Son quizá las ballenas barbadas los cetáceos que más llaman la atención en este caso. Como su boca carece de dientes, no tienen la facultad de ir por ahí aterrorizando peces y calamares para comérselos, sino que su método es un poco más “pacífico”, claro, no para su singular comida.

Estos misticetos están provistos con unas largas estructuras llamadas barbas, que son su principal herramienta al momento de comer. Lo que hacen es abrir la boca y el alimento que entra pasa por las barbas, que filtran la comida y la separan del agua, un hecho similar al que sucede cuando usas un colador en la cocina.

Cada ballena tiene un método de filtración característico. Las ballenas francas, del género Eubalaena, nadan a lo largo de la superficie del agua manteniendo la boca abierta y en este proceso es cuando se introduce una gran cantidad de alimento. Por su parte, los rorcuales o ballenas del género Balaenoptera nadan rápidamente hacia abajo o en la superficie con la boca abierta y tragan un enorme sorbo de agua que contiene alimento, esto produce que su boca se llene completamente y que en consecuencia, las estrías o ranuras de la garganta se expandan. Para evitar la ingesta de agua de mar, los rorcuales contraen sus ranuras y entonces toda el agua sale de su boca a través de las barbas, quedando la comida dentro. En cada bocanada, pueden ingresar más de 68,000 litros de agua.

Las ballenas grises no se quedan atrás. Estos cetáceos nadan sobre sus costados (en ocasiones el derecho y a veces sobre el izquierdo) en el fondo del agua mientras chupan el lodo y la arena, que arrastran diversos crustáceos y otros alimentos. Pero durante las migraciones, suelen alimentarse también en la columna de agua.

Las barbas no son la única ayuda que tienen para comer. Poseen largas lenguas que empujan los alimentos que quedan atrapados entre las barbas y que les ayudan a tragar.

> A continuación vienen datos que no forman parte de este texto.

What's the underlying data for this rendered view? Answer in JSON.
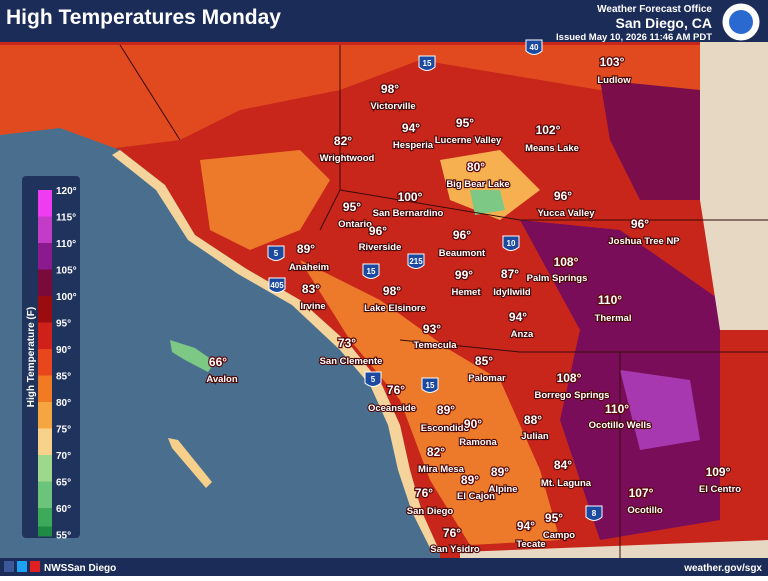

Las ballenas dentadas tienen métodos completamente diferentes, dada la presencia de los dientes en las mandíbulas. El cachalote, pese a tener gran semejanza con las ballenas barbadas, también cuenta con piezas cónicas que le sirven al momento de comer, aunque curiosamente se han encontrado individuos sin dientes bien alimentados. Los calderones, llamados también ballenas piloto, el narval y la beluga capturan presas y las sujetan con los dientes para después tragarlas sin masticar.

Delicias marinas

El menú de las ballenas barbadas está constituido fundamentalmente por plancton y krill, que es fácilmente filtrado. No obstante, pueden introducirse especies más grandes como los calamares y algunos peces. Ya se mencionó que puede parecer que estos gigantes comen con bastante regularidad, pero es sorprendente saber que prefieren alimentarse durante los meses de verano ya que tienden a usar los meses de invierno para migrar y dar a luz a sus crías. Mientras tanto, las ballenas sobreviven gracias a sus reservas de grasa corporal. Una ballena grande es capaz de consumir hasta el 4 por ciento de su peso corporal al día, pero en invierno, esto se reduce al 1 por ciento.

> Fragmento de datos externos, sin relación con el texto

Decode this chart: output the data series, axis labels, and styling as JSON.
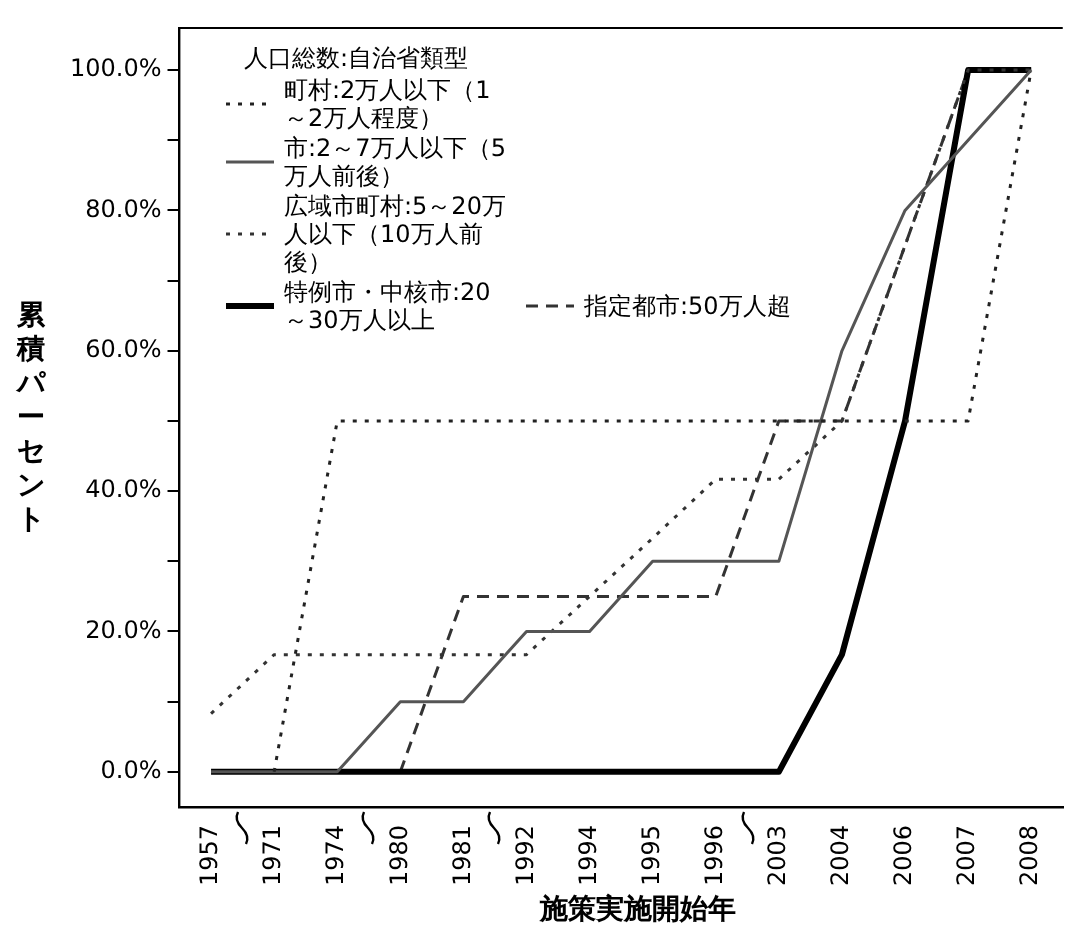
{
  "chart_data": {
    "type": "line",
    "xlabel": "施策実施開始年",
    "ylabel": "累積パーセント",
    "legend_title": "人口総数:自治省類型",
    "categories": [
      "1957",
      "1971",
      "1974",
      "1980",
      "1981",
      "1992",
      "1994",
      "1995",
      "1996",
      "2003",
      "2004",
      "2006",
      "2007",
      "2008"
    ],
    "series": [
      {
        "name": "町村:2万人以下（1～2万人程度）",
        "color": "#222222",
        "line_style": "dotted",
        "values": [
          null,
          0,
          50,
          50,
          50,
          50,
          50,
          50,
          50,
          50,
          50,
          50,
          50,
          100
        ]
      },
      {
        "name": "市:2～7万人以下（5万人前後）",
        "color": "#555555",
        "line_style": "solid",
        "values": [
          0,
          0,
          0,
          10,
          10,
          20,
          20,
          30,
          30,
          30,
          60,
          80,
          90,
          100
        ]
      },
      {
        "name": "広域市町村:5～20万人以下（10万人前後）",
        "color": "#333333",
        "line_style": "dotted",
        "values": [
          8.3,
          16.7,
          16.7,
          16.7,
          16.7,
          16.7,
          25,
          33.3,
          41.7,
          41.7,
          50,
          75,
          100,
          100
        ]
      },
      {
        "name": "特例市・中核市:20～30万人以上",
        "color": "#000000",
        "line_style": "solid",
        "values": [
          0,
          0,
          0,
          0,
          0,
          0,
          0,
          0,
          0,
          0,
          16.7,
          50,
          100,
          100
        ]
      },
      {
        "name": "指定都市:50万人超",
        "color": "#333333",
        "line_style": "dashed",
        "values": [
          null,
          null,
          null,
          0,
          25,
          25,
          25,
          25,
          25,
          50,
          50,
          75,
          100,
          100
        ]
      }
    ],
    "ylim": [
      -5,
      106
    ],
    "yticks": [
      {
        "value": 0,
        "label": "0.0%"
      },
      {
        "value": 10,
        "label": null
      },
      {
        "value": 20,
        "label": "20.0%"
      },
      {
        "value": 30,
        "label": null
      },
      {
        "value": 40,
        "label": "40.0%"
      },
      {
        "value": 50,
        "label": null
      },
      {
        "value": 60,
        "label": "60.0%"
      },
      {
        "value": 70,
        "label": null
      },
      {
        "value": 80,
        "label": "80.0%"
      },
      {
        "value": 90,
        "label": null
      },
      {
        "value": 100,
        "label": "100.0%"
      }
    ],
    "grid": false,
    "legend": "top left",
    "marker": "none"
  }
}
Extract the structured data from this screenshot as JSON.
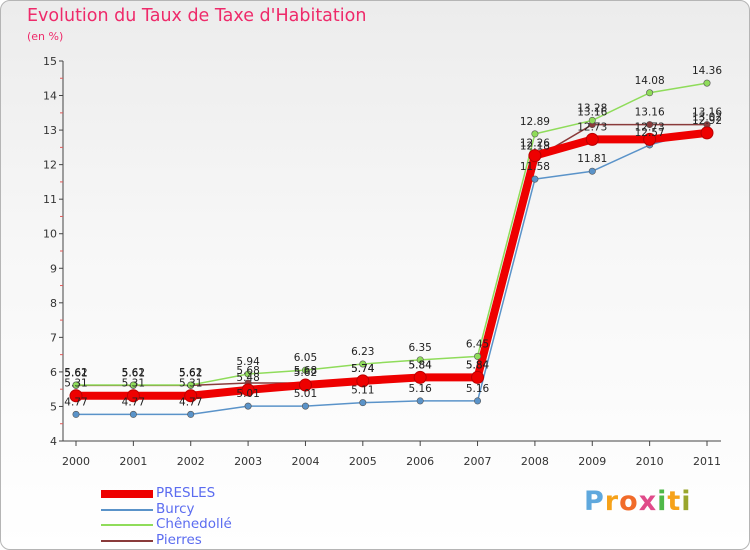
{
  "title": "Evolution du Taux de Taxe d'Habitation",
  "subtitle": "(en %)",
  "logo": [
    "P",
    "r",
    "o",
    "x",
    "i",
    "t",
    "i"
  ],
  "logo_colors": [
    "#5fa8dd",
    "#f6a21a",
    "#f16b2a",
    "#e04b8a",
    "#4fb848",
    "#f6a21a",
    "#9aa62d"
  ],
  "chart_data": {
    "type": "line",
    "title": "Evolution du Taux de Taxe d'Habitation",
    "ylabel": "(en %)",
    "xlabel": "",
    "x": [
      "2000",
      "2001",
      "2002",
      "2003",
      "2004",
      "2005",
      "2006",
      "2007",
      "2008",
      "2009",
      "2010",
      "2011"
    ],
    "ylim": [
      4,
      15
    ],
    "yticks": [
      "4",
      "5",
      "6",
      "7",
      "8",
      "9",
      "10",
      "11",
      "12",
      "13",
      "14",
      "15"
    ],
    "grid": false,
    "legend_position": "bottom-left",
    "series": [
      {
        "name": "Pierres",
        "color": "#8a3b3b",
        "values": [
          5.61,
          5.61,
          5.61,
          5.68,
          5.68,
          5.74,
          5.84,
          5.84,
          12.18,
          13.16,
          13.16,
          13.16
        ],
        "labels": [
          "5.61",
          "5.61",
          "5.61",
          "5.68",
          "5.68",
          "5.74",
          "5.84",
          "5.84",
          "12.18",
          "13.16",
          "13.16",
          "13.16"
        ]
      },
      {
        "name": "Chênedollé",
        "color": "#8fdc5a",
        "values": [
          5.62,
          5.62,
          5.62,
          5.94,
          6.05,
          6.23,
          6.35,
          6.45,
          12.89,
          13.28,
          14.08,
          14.36
        ],
        "labels": [
          "5.62",
          "5.62",
          "5.62",
          "5.94",
          "6.05",
          "6.23",
          "6.35",
          "6.45",
          "12.89",
          "13.28",
          "14.08",
          "14.36"
        ]
      },
      {
        "name": "Burcy",
        "color": "#5a93c9",
        "values": [
          4.77,
          4.77,
          4.77,
          5.01,
          5.01,
          5.11,
          5.16,
          5.16,
          11.58,
          11.81,
          12.57,
          13.02
        ],
        "labels": [
          "4.77",
          "4.77",
          "4.77",
          "5.01",
          "5.01",
          "5.11",
          "5.16",
          "5.16",
          "11.58",
          "11.81",
          "12.57",
          "13.02"
        ]
      },
      {
        "name": "PRESLES",
        "color": "#ee0000",
        "values": [
          5.31,
          5.31,
          5.31,
          5.48,
          5.62,
          5.74,
          5.84,
          5.84,
          12.26,
          12.73,
          12.73,
          12.92
        ],
        "labels": [
          "5.31",
          "5.31",
          "5.31",
          "5.48",
          "5.62",
          "5.74",
          "5.84",
          "5.84",
          "12.26",
          "12.73",
          "12.73",
          "12.92"
        ]
      }
    ],
    "legend": [
      "PRESLES",
      "Burcy",
      "Chênedollé",
      "Pierres"
    ]
  }
}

Cada especie tiene favoritos. El rorcual común (Balaenoptera physalus) consume unos 9 kilogramos de krill, copépodos, calamares y peces pequeños en cada bocado y la ballena azul necesita 1,000 kilos de krill para saciarse. La ballena gris (Eschrichtius robustus) acepta crustáceos y hasta gusanos marinos, ya que son comunes en la arena y los sedimentos.